Il calcolo dell’assegno è effettuato con modalità diverse, a seconda che si tratti di lavoratori a retribuzione fissa o a retribuzione oraria e quanto riconosciuto risulta utile ai fini del calcolo del TFR.

Le assenze nel periodo del matrimonio

L’assegno è corrisposto anche se il matrimonio avviene mentre il dipendente non è in servizio per un giustificato motivo (ad esempio, malattia o richiamo alle armi) ma non può essere cumulato con le prestazioni di sostegno al reddito (es. malattia, maternità, CIG e CIGS: questo poiché il valore del trattamento durante il congedo matrimoniale risulta più favorevole e pertanto è da intendersi sostitutivo delle altre prestazioni).

L’Inps, con la Circolare 23 ottobre 1992, n. 248 ha precisato come l’assegno per congedo matrimoniale, spettante a carico dell’Istituto ai lavoratori dell’industria e dell’artigianato, costituisca oggetto di un diritto soggettivo perfetto del lavoratore interessato, a condizione che lo stesso non sia assente ingiustificatamente dal servizio.

Questo però non comporta che, contemporaneamente alla corresponsione dell’assegno, possano o debbano essere corrisposti i trattamenti retributivi o sostitutivi della retribuzione previsti per lo stesso periodo a titolo diverso.

Ad esempio, per quanto concerne i trattamenti di integrazione salariale, infatti, deve escludersi in via di principio la spettanza, per mancanza dei presupposti che ne legittimano l’erogazione, in quanto, nel caso dell’assenza per contrarre matrimonio, la causa della mancata prestazione di lavoro è da ricondursi alla sfera decisionale del lavoratore e non ad alcuna delle motivazioni, ricollegabili ad eventi attinenti la situazione aziendale, che legittimano i provvedimenti di concessione dell’integrazione salariale, sia in regime ordinario che in quello straordinario.

È necessario, poi, tener presente che le integrazioni salariali sono corrisposte solo allorché, a seguito della sospensione (o riduzione) dell’attività lavorativa, si sia determinata una diminuzione della retribuzione e quindi la necessità di farvi fronte con un trattamento sostitutivo.

Alla stessa funzione (corresponsione di un trattamento sostitutivo della retribuzione) sono destinate le indennità di malattia e maternità.

Infatti, l’art. 6, secondo comma, della legge 11 gennaio 1943, n. 138, prevede che l’indennità di malattia a carico dell’Ente previdenziale non è dovuta quando il trattamento economico di malattia (vale a dire, il trattamento economico previsto per la durata del periodo della malattia) è corrisposto, per legge o per contratto collettivo, dal datore di lavoro o da altri enti in misura pari o superiore a quella fissata (per l’indennità stessa).

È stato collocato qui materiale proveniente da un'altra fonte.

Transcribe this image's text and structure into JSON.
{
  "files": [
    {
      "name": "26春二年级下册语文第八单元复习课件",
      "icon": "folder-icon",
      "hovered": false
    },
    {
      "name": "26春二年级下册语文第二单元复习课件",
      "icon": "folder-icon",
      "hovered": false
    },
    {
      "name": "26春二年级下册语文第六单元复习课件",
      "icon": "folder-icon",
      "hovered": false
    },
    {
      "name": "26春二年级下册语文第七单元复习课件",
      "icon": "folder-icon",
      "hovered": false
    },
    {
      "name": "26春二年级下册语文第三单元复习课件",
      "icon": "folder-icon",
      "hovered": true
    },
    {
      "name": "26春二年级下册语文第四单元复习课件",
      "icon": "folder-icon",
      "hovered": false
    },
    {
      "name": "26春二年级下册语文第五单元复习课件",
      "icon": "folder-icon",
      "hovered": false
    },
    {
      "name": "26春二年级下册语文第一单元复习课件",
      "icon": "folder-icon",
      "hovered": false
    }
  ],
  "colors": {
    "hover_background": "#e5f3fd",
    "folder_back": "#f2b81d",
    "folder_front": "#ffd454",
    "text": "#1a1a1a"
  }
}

Pertanto, tenuto conto della interpretazione giurisprudenziale della Suprema Corte (Cass. Sez. Lav. 23 aprile 1982, n. 2522), secondo la quale ad un lavoratore il cui rapporto è sospeso per malattia “non può competere più di quanto sia riconosciuta al lavoratore non ammalato”, l’indennità di malattia non deve essere corrisposta per i periodi di erogazione dell’assegno per congedo matrimoniale a carico dell’Inps o di erogazione di analoghi trattamenti retributivi eventualmente a carico del datore di lavoro.

Stesse condizioni valgono per l’indennità di maternità, la quale deve essere corrisposta con gli stessi criteri previsti per l’erogazione delle prestazioni di malattia.

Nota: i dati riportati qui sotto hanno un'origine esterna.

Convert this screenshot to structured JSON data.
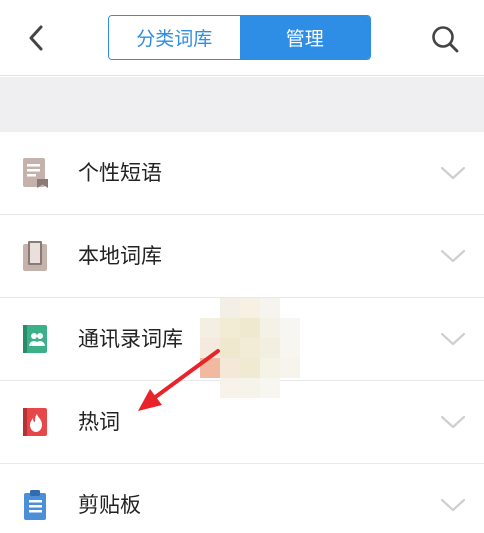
{
  "header": {
    "back_icon": "chevron-left-icon",
    "segments": [
      {
        "label": "分类词库",
        "active": false
      },
      {
        "label": "管理",
        "active": true
      }
    ],
    "search_icon": "search-icon"
  },
  "colors": {
    "accent": "#2e8de5",
    "gap_background": "#efeff1",
    "item_icon_brown": "#c5b2ad",
    "item_icon_green": "#3bb089",
    "item_icon_red": "#e8474a",
    "item_icon_blue": "#4c8fd9",
    "annotation_arrow": "#e8232a"
  },
  "items": [
    {
      "label": "个性短语",
      "icon": "note-book-icon"
    },
    {
      "label": "本地词库",
      "icon": "book-icon"
    },
    {
      "label": "通讯录词库",
      "icon": "contacts-book-icon"
    },
    {
      "label": "热词",
      "icon": "fire-book-icon"
    },
    {
      "label": "剪贴板",
      "icon": "clipboard-icon"
    }
  ]
}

Invece, in caso di percezione di indennità giornaliera di inabilità per infortunio sul lavoro, in presenza delle condizioni di legge, questa deve essere necessariamente corrisposta e l’assegno per congedo matrimoniale può essere erogato in misura pari alla differenza tra l’importo spettante e quanto già erogato dall’Inail (Circ. INPS 22 luglio 1997 n. 164).